Richardson extrapolation for the iterated Galerkin solution of Urysohn integral equations with Green's kernels

TL;DR

This paper applies Richardson extrapolation to the iterated Galerkin method for solving Urysohn integral equations with Green's kernels, enhancing convergence order and providing theoretical and numerical validation.

Contribution

It introduces a novel application of Richardson extrapolation to improve the convergence of the iterated Galerkin method for Urysohn integral equations with Green's kernels.

Findings

Convergence order is improved using Richardson extrapolation.

Asymptotic expansion at partition points is derived.

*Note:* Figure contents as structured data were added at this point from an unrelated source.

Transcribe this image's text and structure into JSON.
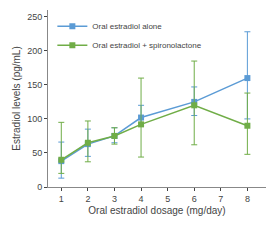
{
  "chart_data": {
    "type": "line",
    "x": [
      1,
      2,
      3,
      4,
      6,
      8
    ],
    "series": [
      {
        "name": "Oral estradiol alone",
        "color": "#5b9bd5",
        "marker": "square",
        "values": [
          38,
          63,
          75,
          102,
          125,
          160
        ],
        "yerr_low": [
          25,
          18,
          10,
          12,
          20,
          60
        ],
        "yerr_high": [
          28,
          22,
          12,
          18,
          22,
          68
        ]
      },
      {
        "name": "Oral estradiol + spironolactone",
        "color": "#70ad47",
        "marker": "square",
        "values": [
          40,
          65,
          75,
          92,
          120,
          90
        ],
        "yerr_low": [
          20,
          28,
          12,
          48,
          58,
          42
        ],
        "yerr_high": [
          55,
          32,
          12,
          68,
          65,
          48
        ]
      }
    ],
    "x_label": "Oral estradiol dosage (mg/day)",
    "y_label": "Estradiol levels (pg/mL)",
    "xlim": [
      0.5,
      8.7
    ],
    "xticks": [
      1,
      2,
      3,
      4,
      5,
      6,
      7,
      8
    ],
    "ylim": [
      0,
      260
    ],
    "yticks": [
      0,
      50,
      100,
      150,
      200,
      250
    ],
    "grid": false,
    "legend": "upper left"
  }
}
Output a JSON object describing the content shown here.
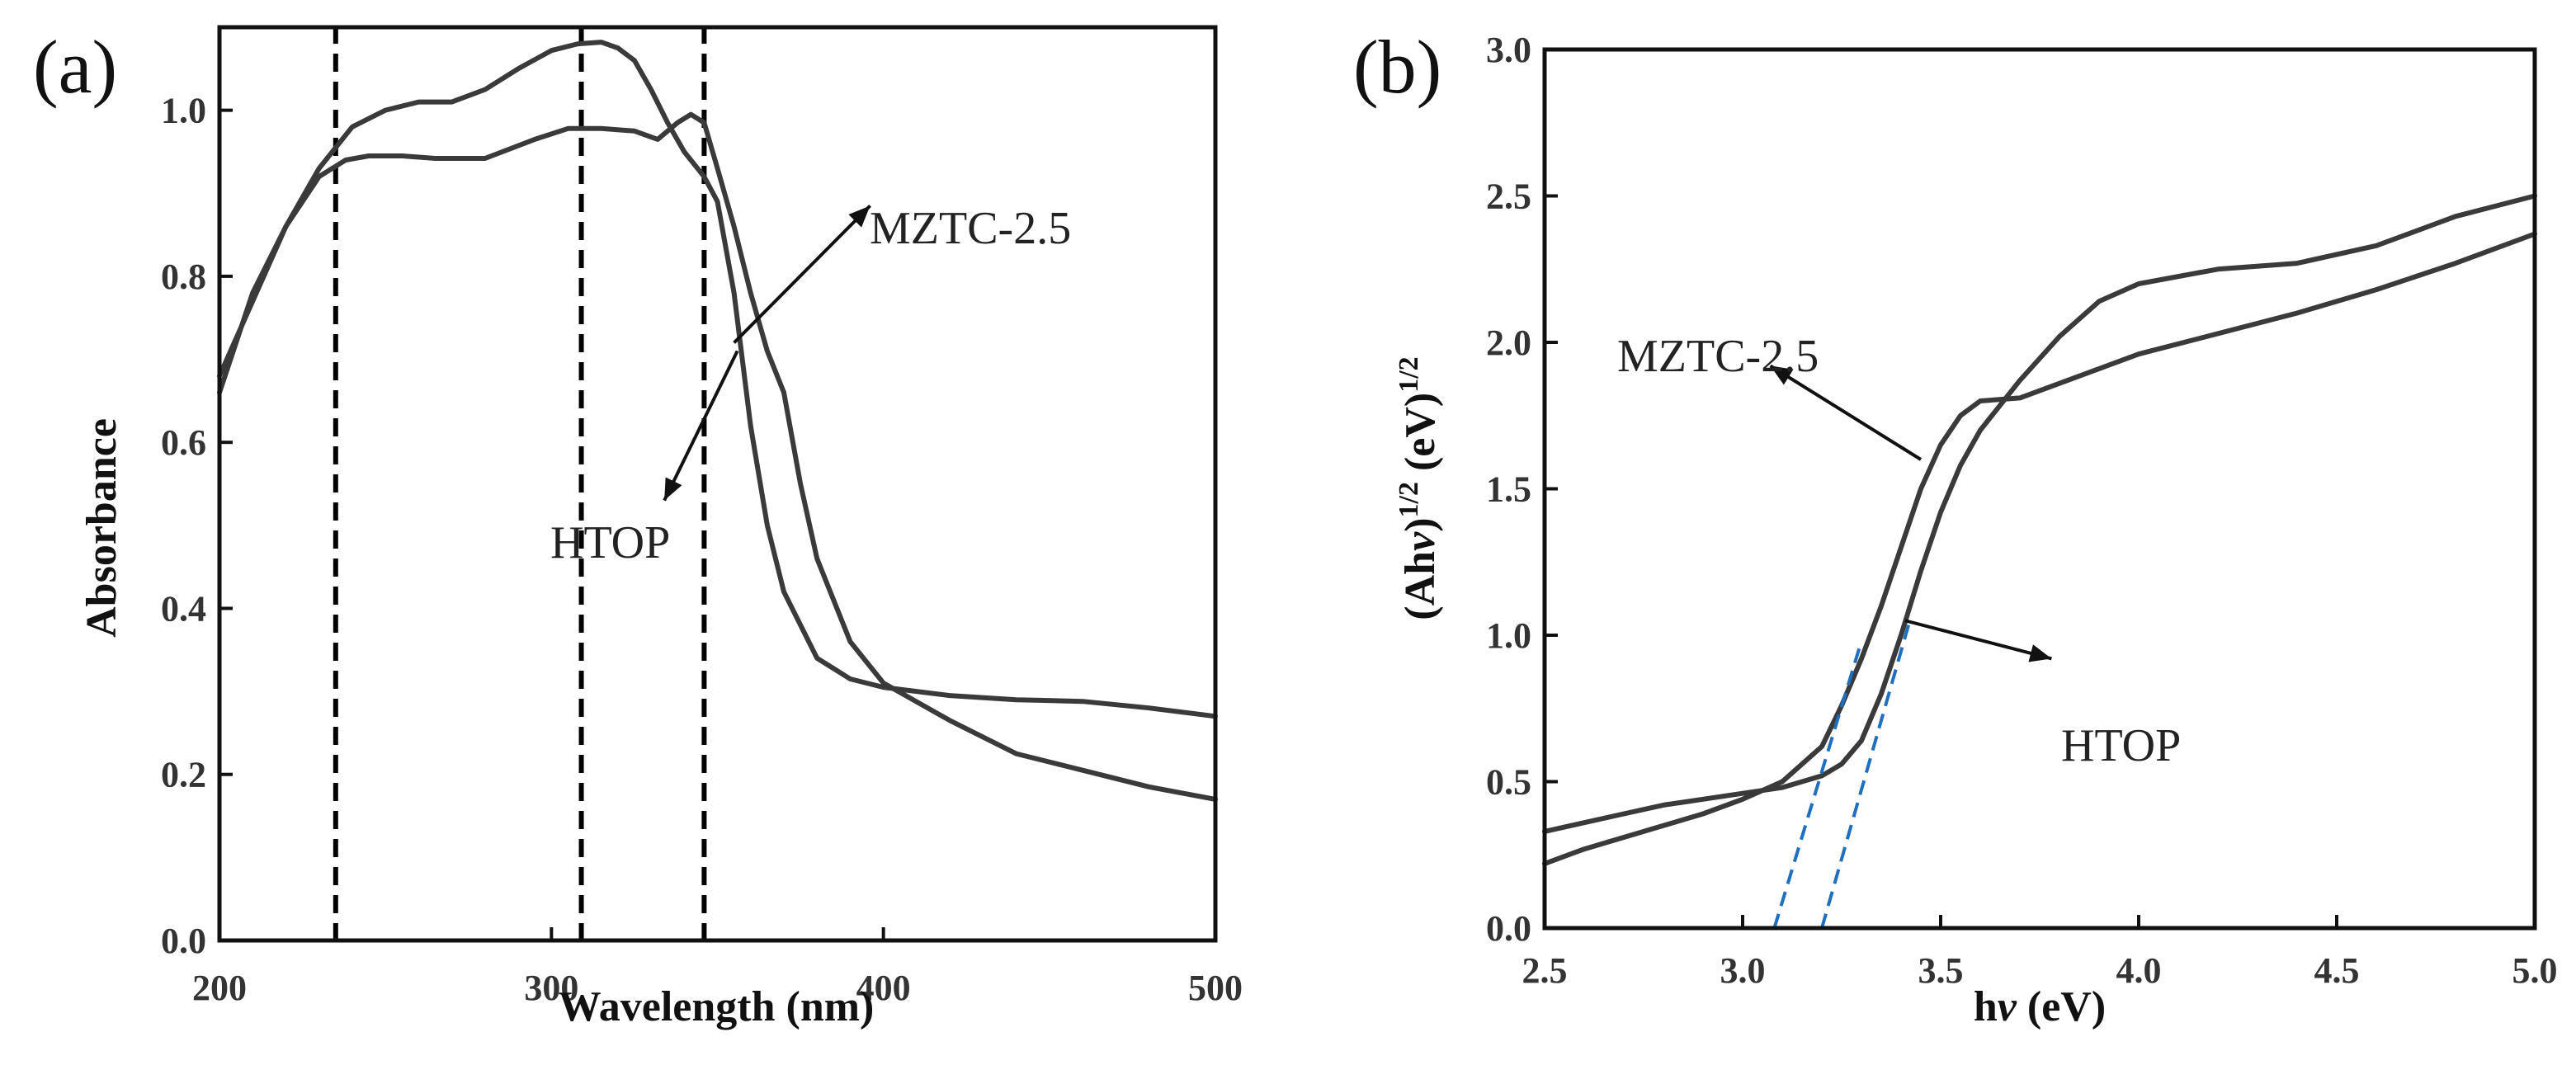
{
  "chart_data": [
    {
      "panel": "(a)",
      "type": "line",
      "xlabel": "Wavelength (nm)",
      "ylabel": "Absorbance",
      "xlim": [
        200,
        500
      ],
      "ylim": [
        0.0,
        1.1
      ],
      "xticks": [
        200,
        300,
        400,
        500
      ],
      "yticks": [
        0.0,
        0.2,
        0.4,
        0.6,
        0.8,
        1.0
      ],
      "xtick_labels": [
        "200",
        "300",
        "400",
        "500"
      ],
      "ytick_labels": [
        "0.0",
        "0.2",
        "0.4",
        "0.6",
        "0.8",
        "1.0"
      ],
      "vlines": [
        235,
        309,
        346
      ],
      "series": [
        {
          "name": "MZTC-2.5",
          "x": [
            200,
            210,
            220,
            230,
            238,
            245,
            255,
            265,
            280,
            295,
            305,
            315,
            325,
            332,
            338,
            342,
            346,
            350,
            355,
            360,
            365,
            370,
            375,
            380,
            390,
            400,
            420,
            440,
            460,
            480,
            500
          ],
          "y": [
            0.68,
            0.77,
            0.86,
            0.92,
            0.94,
            0.945,
            0.945,
            0.942,
            0.942,
            0.965,
            0.978,
            0.978,
            0.975,
            0.965,
            0.985,
            0.995,
            0.985,
            0.93,
            0.86,
            0.78,
            0.71,
            0.66,
            0.55,
            0.46,
            0.36,
            0.31,
            0.265,
            0.225,
            0.205,
            0.185,
            0.17
          ]
        },
        {
          "name": "HTOP",
          "x": [
            200,
            205,
            210,
            220,
            230,
            240,
            250,
            260,
            270,
            280,
            290,
            300,
            308,
            315,
            320,
            325,
            330,
            335,
            340,
            346,
            350,
            355,
            360,
            365,
            370,
            380,
            390,
            400,
            420,
            440,
            460,
            480,
            500
          ],
          "y": [
            0.66,
            0.72,
            0.78,
            0.86,
            0.93,
            0.98,
            1.0,
            1.01,
            1.01,
            1.025,
            1.05,
            1.072,
            1.08,
            1.082,
            1.075,
            1.06,
            1.025,
            0.985,
            0.95,
            0.92,
            0.89,
            0.78,
            0.62,
            0.5,
            0.42,
            0.34,
            0.315,
            0.305,
            0.295,
            0.29,
            0.288,
            0.28,
            0.27
          ]
        }
      ],
      "annotations": [
        {
          "text": "MZTC-2.5",
          "arrow_from": [
            355,
            0.72
          ],
          "arrow_to": [
            396,
            0.885
          ]
        },
        {
          "text": "HTOP",
          "arrow_from": [
            356,
            0.71
          ],
          "arrow_to": [
            334,
            0.53
          ]
        }
      ]
    },
    {
      "panel": "(b)",
      "type": "line",
      "xlabel": "hν (eV)",
      "ylabel": "(Ahν)^1/2 (eV)^1/2",
      "xlim": [
        2.5,
        5.0
      ],
      "ylim": [
        0.0,
        3.0
      ],
      "xticks": [
        2.5,
        3.0,
        3.5,
        4.0,
        4.5,
        5.0
      ],
      "yticks": [
        0.0,
        0.5,
        1.0,
        1.5,
        2.0,
        2.5,
        3.0
      ],
      "xtick_labels": [
        "2.5",
        "3.0",
        "3.5",
        "4.0",
        "4.5",
        "5.0"
      ],
      "ytick_labels": [
        "0.0",
        "0.5",
        "1.0",
        "1.5",
        "2.0",
        "2.5",
        "3.0"
      ],
      "series": [
        {
          "name": "MZTC-2.5",
          "x": [
            2.5,
            2.6,
            2.7,
            2.8,
            2.9,
            3.0,
            3.1,
            3.2,
            3.25,
            3.3,
            3.35,
            3.4,
            3.45,
            3.5,
            3.55,
            3.6,
            3.7,
            3.8,
            4.0,
            4.2,
            4.4,
            4.6,
            4.8,
            5.0
          ],
          "y": [
            0.22,
            0.27,
            0.31,
            0.35,
            0.39,
            0.44,
            0.5,
            0.62,
            0.76,
            0.92,
            1.1,
            1.3,
            1.5,
            1.65,
            1.75,
            1.8,
            1.81,
            1.86,
            1.96,
            2.03,
            2.1,
            2.18,
            2.27,
            2.37
          ]
        },
        {
          "name": "HTOP",
          "x": [
            2.5,
            2.6,
            2.7,
            2.8,
            2.9,
            3.0,
            3.1,
            3.2,
            3.25,
            3.3,
            3.35,
            3.4,
            3.45,
            3.5,
            3.55,
            3.6,
            3.7,
            3.8,
            3.9,
            4.0,
            4.2,
            4.4,
            4.6,
            4.8,
            5.0
          ],
          "y": [
            0.33,
            0.36,
            0.39,
            0.42,
            0.44,
            0.46,
            0.48,
            0.52,
            0.56,
            0.64,
            0.8,
            1.0,
            1.22,
            1.42,
            1.58,
            1.7,
            1.87,
            2.02,
            2.14,
            2.2,
            2.25,
            2.27,
            2.33,
            2.43,
            2.5
          ]
        }
      ],
      "fit_lines": [
        {
          "series": "MZTC-2.5",
          "from": [
            3.08,
            0.0
          ],
          "to": [
            3.3,
            0.98
          ]
        },
        {
          "series": "HTOP",
          "from": [
            3.2,
            0.0
          ],
          "to": [
            3.42,
            1.04
          ]
        }
      ],
      "annotations": [
        {
          "text": "MZTC-2.5",
          "arrow_from": [
            3.45,
            1.6
          ],
          "arrow_to": [
            3.07,
            1.92
          ]
        },
        {
          "text": "HTOP",
          "arrow_from": [
            3.41,
            1.05
          ],
          "arrow_to": [
            3.78,
            0.92
          ]
        }
      ]
    }
  ]
}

Numerical example confirms theoretical improvements.

Abstract

We consider a Urysohn integral operator $\mathcal{K}$ with kernel of the type of Green's function. For $r \geq 1$, a space of piecewise polynomials of degree $\leq r-1 $ with respect to a uniform partition is chosen to be the approximating space and the projection is chosen to be the orthogonal projection. Iterated Galerkin method is applied to the integral equation $x - \mathcal{K}(x) = f$. It is known that the order of convergence of the iterated Galerkin solution is $r+2$ and, at the above partition points it is $2r$. We obtain an asymptotic expansion of the iterated Galerkin solution at the partition points of the above Urysohn integral equation. Richardson extrapolation is used to improve the order of convergence. A numerical example is considered to illustrate our theoretical results.